Anna Haensch, Natasa Dragovic, Christoph Börgers, Bruce Boghosian

incompletemedium confidence
Category
Not specified
Journal tier
Specialist/Solid
Processed
Sep 28, 2025, 12:56 AM

Audit review

The paper introduces a stochastic geospatial bounded-confidence model with mega-influencers and supports three qualitative claims by simulation: emergent geospatial clustering, eventual stabilization without tight consensus, and greater dispersion in the presence of mega-influencers.

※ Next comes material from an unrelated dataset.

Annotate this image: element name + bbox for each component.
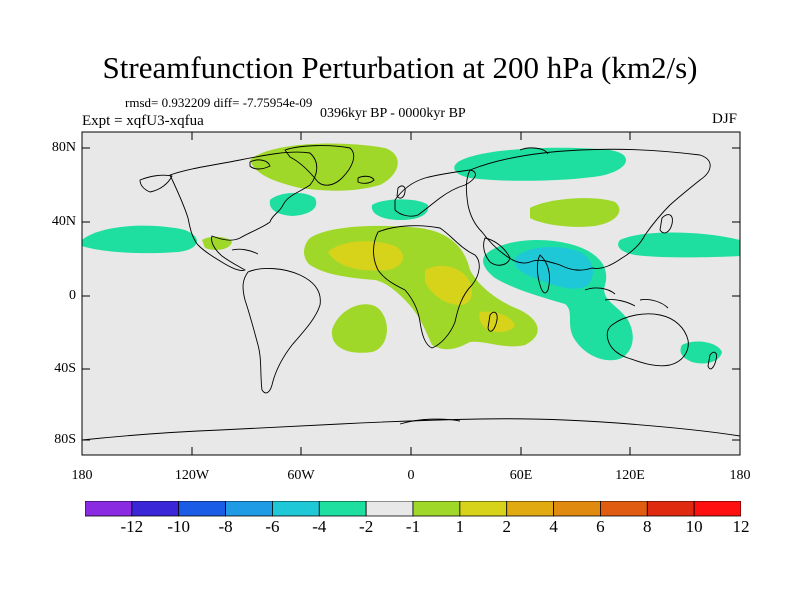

It does not provide formal proofs of these claims, relying instead on algorithmic specifications (including the probability kernel puv in eq. (2)) and empirical results (e.g., Fig. 5, Fig. 7) . The candidate solution provides partial mathematical arguments but under a different edge model (deterministic r-proximity rather than the paper’s time-redrawn, weighted, distance-attenuated, confidence-bounded probabilities) and strong extra assumptions (uniform in-degree bound D and b < ε with D·b ≤ ε) that are not part of the paper’s setup and conflict with typical parameter choices (b = ε = 1.5) . Part A of the candidate does not address dynamic, spatially localized clustering (it uses T = 0 on a complete graph), and Part B(i) refutes an “a.s. finite-time stabilization” claim the paper does not make (the paper uses a numerical stopping criterion, not a theorem) . Parts B(ii)–C qualitatively align with trends reported in the paper (more dispersion with mega-influencers), but the proofs apply to a different, more restricted model and cannot be taken as proofs for the paper’s claims.

Referee report (LaTeX)

\textbf{Recommendation:} major revisions

\textbf{Journal Tier:} specialist/solid

\textbf{Justification:}

The work integrates spatial proximity, dynamic random graphs, heavy-tailed influence, and mega-influencers into a bounded-confidence framework and presents clear empirical findings on clustering and dispersion. However, the narrative occasionally suggests stronger claims (e.g., stabilization) than are supported by formal analysis; these should be framed explicitly as simulation-driven observations. Minor inconsistencies in the pseudo-code and terminology deserve correction to avoid confusion. With clarifications and modest tightening, the paper will serve as a solid, applied contribution.